Three new AI-related security checks are now available in your policies:

• Secrets in environment — Detect and prevent exposed secrets in environment variables or runtime context to reduce credential leakage risk.
• Autonomous agents — Detect autonomous agents and require approved controls before allowing access.
• Unguarded elevation — Detect and prevent unguarded privilege elevation that can lead to unauthorized high-privilege actions.

Each check can be configured with warning and blocking actions, just like all other policy checks.

Configure your policies

New security check: Device restart verification​

We've introduced a new security feature that verifies if a device has been restarted recently. This check helps ensure that the device is in a clean state and hasn't been compromised.

Why this matters:

• Clear potential malware and exploits
• Complete security updates and patches
• Reset network connections to prevent unauthorized access
• Eliminate memory leaks that could lead to vulnerabilities

You can now enforce users to restart their device if it detects that the device hasn't been restarted for an extended period, helping maintain optimal security conditions. Do you want to know more about why you should enforce this check? Check out our blog post.

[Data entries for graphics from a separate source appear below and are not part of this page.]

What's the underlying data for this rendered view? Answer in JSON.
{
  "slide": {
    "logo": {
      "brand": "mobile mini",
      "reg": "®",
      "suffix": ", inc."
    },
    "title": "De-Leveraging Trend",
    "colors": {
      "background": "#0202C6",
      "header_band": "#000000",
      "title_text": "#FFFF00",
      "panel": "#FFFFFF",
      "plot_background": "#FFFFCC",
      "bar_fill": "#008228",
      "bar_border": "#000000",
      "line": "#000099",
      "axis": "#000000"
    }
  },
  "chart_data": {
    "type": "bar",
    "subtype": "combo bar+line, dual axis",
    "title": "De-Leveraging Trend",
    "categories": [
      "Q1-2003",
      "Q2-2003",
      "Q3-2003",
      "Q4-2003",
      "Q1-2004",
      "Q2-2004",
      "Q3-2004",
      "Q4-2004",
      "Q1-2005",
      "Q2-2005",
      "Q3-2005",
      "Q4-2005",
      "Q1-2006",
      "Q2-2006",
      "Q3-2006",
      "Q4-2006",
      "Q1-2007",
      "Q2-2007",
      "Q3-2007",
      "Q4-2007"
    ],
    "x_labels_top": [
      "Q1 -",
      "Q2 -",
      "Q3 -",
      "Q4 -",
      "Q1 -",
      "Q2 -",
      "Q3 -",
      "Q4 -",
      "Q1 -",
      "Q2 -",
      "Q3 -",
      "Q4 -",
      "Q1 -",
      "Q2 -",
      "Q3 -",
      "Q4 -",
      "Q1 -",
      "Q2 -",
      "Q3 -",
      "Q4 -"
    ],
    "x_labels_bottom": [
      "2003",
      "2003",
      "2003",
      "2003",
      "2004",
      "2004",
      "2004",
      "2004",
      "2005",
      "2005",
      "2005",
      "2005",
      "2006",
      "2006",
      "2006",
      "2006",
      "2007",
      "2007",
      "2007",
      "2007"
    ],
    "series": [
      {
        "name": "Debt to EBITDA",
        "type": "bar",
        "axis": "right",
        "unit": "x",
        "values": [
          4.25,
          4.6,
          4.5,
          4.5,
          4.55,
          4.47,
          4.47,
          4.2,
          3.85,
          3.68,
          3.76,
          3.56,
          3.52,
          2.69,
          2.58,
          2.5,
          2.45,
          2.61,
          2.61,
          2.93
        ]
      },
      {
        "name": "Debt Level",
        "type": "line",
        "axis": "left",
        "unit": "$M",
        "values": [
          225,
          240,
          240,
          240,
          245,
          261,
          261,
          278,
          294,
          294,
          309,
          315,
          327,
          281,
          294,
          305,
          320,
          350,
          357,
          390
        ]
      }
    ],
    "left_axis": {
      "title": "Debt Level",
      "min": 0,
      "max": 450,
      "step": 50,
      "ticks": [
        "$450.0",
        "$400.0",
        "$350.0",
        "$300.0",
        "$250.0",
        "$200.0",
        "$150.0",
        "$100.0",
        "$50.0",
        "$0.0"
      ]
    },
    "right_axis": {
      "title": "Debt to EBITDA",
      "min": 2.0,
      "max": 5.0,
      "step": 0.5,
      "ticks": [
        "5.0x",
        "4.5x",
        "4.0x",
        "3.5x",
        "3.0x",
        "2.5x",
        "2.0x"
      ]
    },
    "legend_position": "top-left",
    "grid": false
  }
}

🔐 Biometric authentication now mandatory​

To enhance security, XFA now makes it possible to require biometric authentication (fingerprint or face recognition) for all sensitive operations. This ensures that only authorized users can access protected features.

Key changes:

• Enforce biometric authentication for all sensitive operations
• Support for both fingerprint and face recognition
• Seamless integration with device security features

This mandatory biometric authentication adds an extra layer of security to ensure that only the rightful owner of the device can access sensitive information and perform critical operations.

Go to the policies page to enable this feature.